The model card stores the recommended attributes for model reporting.

Parameters

  • id : str
    Model's id, following the convention of task-model-relevant-details. Example: rc-bidaf-elmo for a reading comprehension BiDAF model using ELMo embeddings.
  • registered_model_name : str, optional
    The model's registered name.

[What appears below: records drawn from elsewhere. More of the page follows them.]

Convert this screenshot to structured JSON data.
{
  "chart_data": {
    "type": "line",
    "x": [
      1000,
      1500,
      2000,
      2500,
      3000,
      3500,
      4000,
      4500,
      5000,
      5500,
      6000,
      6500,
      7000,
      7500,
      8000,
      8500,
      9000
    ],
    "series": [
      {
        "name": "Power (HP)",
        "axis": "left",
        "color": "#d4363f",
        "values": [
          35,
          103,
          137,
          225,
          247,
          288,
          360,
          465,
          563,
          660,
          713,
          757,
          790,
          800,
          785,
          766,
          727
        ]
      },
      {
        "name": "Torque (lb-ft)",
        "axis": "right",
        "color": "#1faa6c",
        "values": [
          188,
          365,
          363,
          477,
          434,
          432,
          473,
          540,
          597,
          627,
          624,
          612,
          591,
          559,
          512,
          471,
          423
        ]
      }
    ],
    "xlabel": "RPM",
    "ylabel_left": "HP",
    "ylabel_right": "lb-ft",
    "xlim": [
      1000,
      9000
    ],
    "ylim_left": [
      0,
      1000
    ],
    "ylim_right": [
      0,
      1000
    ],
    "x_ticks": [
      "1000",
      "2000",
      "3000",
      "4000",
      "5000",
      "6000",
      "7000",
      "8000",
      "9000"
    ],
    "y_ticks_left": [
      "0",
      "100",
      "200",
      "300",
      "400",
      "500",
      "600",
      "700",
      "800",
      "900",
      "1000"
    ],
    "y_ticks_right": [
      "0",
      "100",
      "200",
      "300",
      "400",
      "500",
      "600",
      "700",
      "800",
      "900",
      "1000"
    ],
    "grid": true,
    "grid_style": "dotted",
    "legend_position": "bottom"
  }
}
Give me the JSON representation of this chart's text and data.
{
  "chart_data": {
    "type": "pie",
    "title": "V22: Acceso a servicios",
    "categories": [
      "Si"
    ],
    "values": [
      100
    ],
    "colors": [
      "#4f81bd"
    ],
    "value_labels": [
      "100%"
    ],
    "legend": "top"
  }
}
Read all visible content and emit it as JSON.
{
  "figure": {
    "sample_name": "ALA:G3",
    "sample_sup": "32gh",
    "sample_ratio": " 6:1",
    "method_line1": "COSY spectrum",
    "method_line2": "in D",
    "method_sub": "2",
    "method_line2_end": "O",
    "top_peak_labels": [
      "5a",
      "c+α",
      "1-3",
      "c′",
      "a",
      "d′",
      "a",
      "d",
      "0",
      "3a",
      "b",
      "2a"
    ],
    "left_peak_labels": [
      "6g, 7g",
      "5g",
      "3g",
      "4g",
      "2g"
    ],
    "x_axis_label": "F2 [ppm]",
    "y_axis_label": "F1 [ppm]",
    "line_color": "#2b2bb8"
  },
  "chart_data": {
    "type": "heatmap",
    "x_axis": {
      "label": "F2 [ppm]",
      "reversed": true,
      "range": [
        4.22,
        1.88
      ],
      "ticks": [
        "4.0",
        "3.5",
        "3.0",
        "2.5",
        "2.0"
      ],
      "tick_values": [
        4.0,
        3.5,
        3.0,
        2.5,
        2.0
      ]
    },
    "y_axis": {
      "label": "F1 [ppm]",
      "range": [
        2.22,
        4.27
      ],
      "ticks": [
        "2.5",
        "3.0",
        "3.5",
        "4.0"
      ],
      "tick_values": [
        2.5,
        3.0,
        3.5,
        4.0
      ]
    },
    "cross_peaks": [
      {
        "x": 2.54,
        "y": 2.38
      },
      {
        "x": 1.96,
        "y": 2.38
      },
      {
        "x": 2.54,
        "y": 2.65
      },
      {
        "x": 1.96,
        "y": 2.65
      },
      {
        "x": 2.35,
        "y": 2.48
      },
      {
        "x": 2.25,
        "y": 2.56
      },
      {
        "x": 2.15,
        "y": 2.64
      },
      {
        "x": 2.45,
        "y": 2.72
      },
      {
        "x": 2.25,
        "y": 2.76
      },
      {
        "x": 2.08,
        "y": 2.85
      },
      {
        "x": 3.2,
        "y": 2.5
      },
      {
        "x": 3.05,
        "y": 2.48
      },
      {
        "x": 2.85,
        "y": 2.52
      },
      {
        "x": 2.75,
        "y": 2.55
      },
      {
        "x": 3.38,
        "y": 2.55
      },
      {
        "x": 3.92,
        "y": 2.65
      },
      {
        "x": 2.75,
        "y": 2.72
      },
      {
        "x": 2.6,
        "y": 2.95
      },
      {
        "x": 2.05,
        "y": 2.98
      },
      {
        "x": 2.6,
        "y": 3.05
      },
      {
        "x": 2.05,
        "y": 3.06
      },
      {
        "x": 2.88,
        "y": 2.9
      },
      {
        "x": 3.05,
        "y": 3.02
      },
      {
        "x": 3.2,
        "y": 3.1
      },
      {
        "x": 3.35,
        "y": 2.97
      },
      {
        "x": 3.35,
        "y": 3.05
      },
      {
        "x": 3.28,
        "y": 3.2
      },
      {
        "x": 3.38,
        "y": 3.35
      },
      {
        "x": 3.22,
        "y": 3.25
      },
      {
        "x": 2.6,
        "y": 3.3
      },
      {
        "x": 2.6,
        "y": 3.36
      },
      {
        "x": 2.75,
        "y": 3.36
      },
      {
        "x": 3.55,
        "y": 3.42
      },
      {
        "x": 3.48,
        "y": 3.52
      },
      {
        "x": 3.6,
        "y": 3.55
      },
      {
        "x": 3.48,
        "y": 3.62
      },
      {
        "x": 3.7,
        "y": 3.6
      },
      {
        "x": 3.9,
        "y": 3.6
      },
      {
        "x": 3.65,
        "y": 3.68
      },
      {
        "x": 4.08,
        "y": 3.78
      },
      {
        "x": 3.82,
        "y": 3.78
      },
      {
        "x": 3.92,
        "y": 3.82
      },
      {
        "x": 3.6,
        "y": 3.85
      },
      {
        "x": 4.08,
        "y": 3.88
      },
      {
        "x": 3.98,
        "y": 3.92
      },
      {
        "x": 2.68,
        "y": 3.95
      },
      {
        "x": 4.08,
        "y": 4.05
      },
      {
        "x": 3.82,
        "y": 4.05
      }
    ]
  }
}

If model_class is not given, this will be used to find any available Model registered with this name.
  • model_class : type, optional
    If given, the ModelCard will pull some default information from the class.
  • registered_predictor_name : str, optional
    The registered name of the corresponding predictor.
  • display_name : str, optional
    The pretrained model's display name.
  • archive_file : str, optional
    The location of model's pretrained weights.
  • overrides : Dict, optional
    Optional overrides for the model's architecture.
  • model_details : Union[ModelDetails, str], optional
  • intended_use : Union[IntendedUse, str], optional
  • factors : Union[Factors, str], optional
  • metrics : Union[Metrics, str], optional
  • evaluation_data : Union[EvaluationData, str], optional
  • quantitative_analyses : Union[QuantitativeAnalyses, str], optional
  • ethical_considerations : Union[EthicalConsiderations, str], optional
  • caveats_and_recommendations : Union[CaveatsAndRecommendations, str], optional

Note

For all the fields that are Union[ModelCardInfo, str], a str input will be treated as the first argument of the relevant constructor.

to_dict#

class ModelCard(ModelCardInfo):
 | ...
 | def to_dict(self) -> Dict[str, Any]

Converts the ModelCard to a flat dictionary object. This can be converted to json and passed to any front-end.